Daniel Schwartz, the chair of the history department, said the department is targeting two candidates with specialties in Latin American history and American slavery and emancipation to addressing gaps in the department’s curriculum. Schwartz said the faculty search comes from high demand for courses that teach unique perspectives on racial history.

“We had proposed these two areas as ones in which the chances of there being a diverse applicant pool were greater, not only that in terms of the applicant pool, but also there’s just that it would contribute to diversifying the curriculum and dealing with genuinely important subjects,” he said.

Schwartz said his department is nearing the first round of interviews in the search process, and he hopes to make hiring decisions by early- to mid-March. He said he was pleased with GW’s dedication to the initiative because officials listened to faculty demands to cluster hire more diverse professors in CCAS.

“I was really encouraged by the University’s embrace of this new priority,” Schwartz said. “There were many faculty last year doing part of a push to diversify the faculty and encourage a kind of cluster hire of diverse faculty.”

Hiromi Ishizawa, the chair of the sociology department, said her department is using a search committee, which includes a diversity advocate and department leaders, to review candidates’ publications and ensure they are meeting Inclusive Excellence Initiative goals. She said the department’s job listing for an assistant professor who specializes in criminology encouraged Black, Latino and Indigenous candidates to apply in hopes of offering new courses and perspectives to improve the department’s curriculum.

“We are hoping that our current faculty as well as a new member will review our own syllabus and curriculum to be intentional or what to include in the curriculum,” she said.

Gordon Mantler, the executive director of the University Writing program and a professor of writing and history, said UW faculty are looking for a specialist in antiracist pedagogy.

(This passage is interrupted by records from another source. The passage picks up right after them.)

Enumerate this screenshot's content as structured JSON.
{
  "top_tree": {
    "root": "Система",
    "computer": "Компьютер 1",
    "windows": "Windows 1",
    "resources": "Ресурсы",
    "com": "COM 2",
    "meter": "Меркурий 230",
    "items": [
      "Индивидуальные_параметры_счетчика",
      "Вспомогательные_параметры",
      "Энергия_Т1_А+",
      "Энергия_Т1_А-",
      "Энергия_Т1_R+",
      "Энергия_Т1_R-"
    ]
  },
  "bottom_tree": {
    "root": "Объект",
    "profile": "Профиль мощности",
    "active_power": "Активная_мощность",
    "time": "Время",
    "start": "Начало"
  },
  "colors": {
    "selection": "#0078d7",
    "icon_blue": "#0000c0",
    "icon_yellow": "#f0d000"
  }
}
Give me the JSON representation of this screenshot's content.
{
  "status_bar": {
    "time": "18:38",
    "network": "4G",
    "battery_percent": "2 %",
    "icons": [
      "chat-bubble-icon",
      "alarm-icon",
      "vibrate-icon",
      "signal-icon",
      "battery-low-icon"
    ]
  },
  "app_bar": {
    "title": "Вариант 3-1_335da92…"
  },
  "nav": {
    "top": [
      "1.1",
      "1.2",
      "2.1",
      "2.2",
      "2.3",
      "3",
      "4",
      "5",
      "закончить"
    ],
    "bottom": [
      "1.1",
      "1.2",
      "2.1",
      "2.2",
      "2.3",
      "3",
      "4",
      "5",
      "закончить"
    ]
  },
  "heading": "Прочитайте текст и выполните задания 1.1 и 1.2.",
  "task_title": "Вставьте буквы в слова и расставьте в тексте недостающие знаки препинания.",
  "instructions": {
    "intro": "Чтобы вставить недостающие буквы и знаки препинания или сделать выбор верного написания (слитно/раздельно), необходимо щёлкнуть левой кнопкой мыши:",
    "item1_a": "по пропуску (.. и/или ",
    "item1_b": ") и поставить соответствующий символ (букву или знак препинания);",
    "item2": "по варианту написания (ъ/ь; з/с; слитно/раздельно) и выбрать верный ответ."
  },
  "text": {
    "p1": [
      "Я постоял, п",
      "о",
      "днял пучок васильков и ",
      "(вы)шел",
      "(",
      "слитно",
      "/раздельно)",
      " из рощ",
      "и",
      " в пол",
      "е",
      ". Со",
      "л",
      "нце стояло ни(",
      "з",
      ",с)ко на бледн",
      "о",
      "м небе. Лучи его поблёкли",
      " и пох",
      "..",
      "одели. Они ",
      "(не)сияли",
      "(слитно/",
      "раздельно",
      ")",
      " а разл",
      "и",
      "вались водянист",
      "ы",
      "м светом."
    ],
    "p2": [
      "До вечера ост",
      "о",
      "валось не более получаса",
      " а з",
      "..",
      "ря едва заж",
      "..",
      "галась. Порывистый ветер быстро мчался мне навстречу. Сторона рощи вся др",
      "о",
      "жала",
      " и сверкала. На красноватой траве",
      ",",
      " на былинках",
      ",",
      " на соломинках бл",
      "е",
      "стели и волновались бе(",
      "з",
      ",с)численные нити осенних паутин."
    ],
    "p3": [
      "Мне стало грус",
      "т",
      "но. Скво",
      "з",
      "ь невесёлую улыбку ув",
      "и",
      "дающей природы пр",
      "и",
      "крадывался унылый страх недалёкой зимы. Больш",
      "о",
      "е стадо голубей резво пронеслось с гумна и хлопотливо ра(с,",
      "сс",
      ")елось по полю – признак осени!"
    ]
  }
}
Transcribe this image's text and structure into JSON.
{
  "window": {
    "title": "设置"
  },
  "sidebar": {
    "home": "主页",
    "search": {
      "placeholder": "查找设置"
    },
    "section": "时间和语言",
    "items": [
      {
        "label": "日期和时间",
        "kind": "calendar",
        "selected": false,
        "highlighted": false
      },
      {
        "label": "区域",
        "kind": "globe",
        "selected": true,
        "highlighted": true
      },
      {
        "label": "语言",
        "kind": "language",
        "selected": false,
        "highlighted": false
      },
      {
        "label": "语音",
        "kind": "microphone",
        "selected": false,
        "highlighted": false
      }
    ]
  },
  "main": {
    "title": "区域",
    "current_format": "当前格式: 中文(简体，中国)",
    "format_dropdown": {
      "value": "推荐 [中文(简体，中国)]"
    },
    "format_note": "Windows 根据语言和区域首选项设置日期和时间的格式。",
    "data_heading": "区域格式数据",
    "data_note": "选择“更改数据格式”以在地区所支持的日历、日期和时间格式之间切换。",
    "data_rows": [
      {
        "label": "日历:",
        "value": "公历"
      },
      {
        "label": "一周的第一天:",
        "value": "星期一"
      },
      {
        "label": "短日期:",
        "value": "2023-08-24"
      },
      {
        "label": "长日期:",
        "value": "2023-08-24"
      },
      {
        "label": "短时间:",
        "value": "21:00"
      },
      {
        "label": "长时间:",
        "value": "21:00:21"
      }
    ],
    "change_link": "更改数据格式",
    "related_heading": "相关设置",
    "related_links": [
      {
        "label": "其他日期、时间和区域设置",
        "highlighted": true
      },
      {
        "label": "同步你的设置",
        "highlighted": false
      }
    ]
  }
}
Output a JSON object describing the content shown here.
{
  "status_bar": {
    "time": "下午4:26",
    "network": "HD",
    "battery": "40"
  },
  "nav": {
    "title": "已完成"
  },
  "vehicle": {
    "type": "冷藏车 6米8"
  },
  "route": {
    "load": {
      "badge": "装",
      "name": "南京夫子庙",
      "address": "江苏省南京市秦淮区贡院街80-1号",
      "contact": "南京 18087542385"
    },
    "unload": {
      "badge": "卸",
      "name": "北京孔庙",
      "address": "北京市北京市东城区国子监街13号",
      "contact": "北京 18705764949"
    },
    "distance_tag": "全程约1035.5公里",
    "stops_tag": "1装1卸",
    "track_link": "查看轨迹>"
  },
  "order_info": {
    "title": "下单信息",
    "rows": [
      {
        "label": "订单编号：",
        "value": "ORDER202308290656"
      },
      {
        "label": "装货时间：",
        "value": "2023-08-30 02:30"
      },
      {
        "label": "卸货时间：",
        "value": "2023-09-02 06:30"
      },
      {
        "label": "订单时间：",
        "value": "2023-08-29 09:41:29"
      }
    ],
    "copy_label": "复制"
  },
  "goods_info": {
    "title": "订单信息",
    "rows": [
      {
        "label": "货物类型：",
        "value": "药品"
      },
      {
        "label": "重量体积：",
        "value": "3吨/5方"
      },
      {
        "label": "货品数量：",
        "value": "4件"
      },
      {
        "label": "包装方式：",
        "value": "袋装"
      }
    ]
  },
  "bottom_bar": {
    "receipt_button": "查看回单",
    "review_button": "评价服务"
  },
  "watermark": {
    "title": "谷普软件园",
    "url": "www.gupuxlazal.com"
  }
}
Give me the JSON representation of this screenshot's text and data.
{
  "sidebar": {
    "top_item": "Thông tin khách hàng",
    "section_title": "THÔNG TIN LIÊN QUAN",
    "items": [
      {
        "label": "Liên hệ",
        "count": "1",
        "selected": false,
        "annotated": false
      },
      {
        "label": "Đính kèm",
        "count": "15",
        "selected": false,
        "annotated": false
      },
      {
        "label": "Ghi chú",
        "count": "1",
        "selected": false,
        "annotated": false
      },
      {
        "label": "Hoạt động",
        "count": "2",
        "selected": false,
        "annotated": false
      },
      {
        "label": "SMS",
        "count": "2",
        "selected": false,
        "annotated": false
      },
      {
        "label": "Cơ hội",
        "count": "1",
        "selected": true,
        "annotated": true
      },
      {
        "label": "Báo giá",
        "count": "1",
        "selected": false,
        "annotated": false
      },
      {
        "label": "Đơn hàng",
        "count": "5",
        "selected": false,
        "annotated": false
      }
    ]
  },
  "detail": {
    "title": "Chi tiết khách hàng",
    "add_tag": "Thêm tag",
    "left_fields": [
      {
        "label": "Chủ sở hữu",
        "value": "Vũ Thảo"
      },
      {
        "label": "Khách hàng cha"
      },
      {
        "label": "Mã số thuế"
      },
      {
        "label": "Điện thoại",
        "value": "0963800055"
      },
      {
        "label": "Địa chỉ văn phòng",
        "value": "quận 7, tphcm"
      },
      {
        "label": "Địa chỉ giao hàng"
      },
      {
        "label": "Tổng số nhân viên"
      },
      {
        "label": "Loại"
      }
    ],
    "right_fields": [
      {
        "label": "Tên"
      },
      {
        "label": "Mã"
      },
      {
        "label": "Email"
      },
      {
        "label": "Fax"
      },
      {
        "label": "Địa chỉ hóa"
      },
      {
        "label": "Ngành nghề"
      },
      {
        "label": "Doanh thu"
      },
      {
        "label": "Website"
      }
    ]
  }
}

Mantler said program leaders have been looking to add the position for “quite a while” because the makeup of the faculty should be more representative of the student body.

“We want our program and the University to become as welcoming and inclusive a space as possible,” Mantler said in an email. “That requires changing the larger culture at GW and having faculty that share many of the same experiences as their students.”

Mantler said the UW program and members of the GW community have actively encouraged officials to “cluster hire” underrepresented faculty to meet diversity, equity and inclusion standards.

“This was certainly not some high-handed mandate,” Mantler said. “If anything, the necessary pressure came from below – from students, from faculty, from staff, from the streets.”

Irene Foster, the director of inclusive excellence in the economics department, said she is looking for ways to assist students dealing with the effects of education inequity, including those from marginalized communities who can fall behind their peers in math and writing and may not be fully prepared for class, as part of her role as director.

“We’re trying to see what are the issues that are going on, that are preventing students from succeeding – lack of study skills,” she said. “For economics, it’s lack of adequate preparation, mathematics, the ability to get a tutor if needed. All of these sorts of things are impediments.”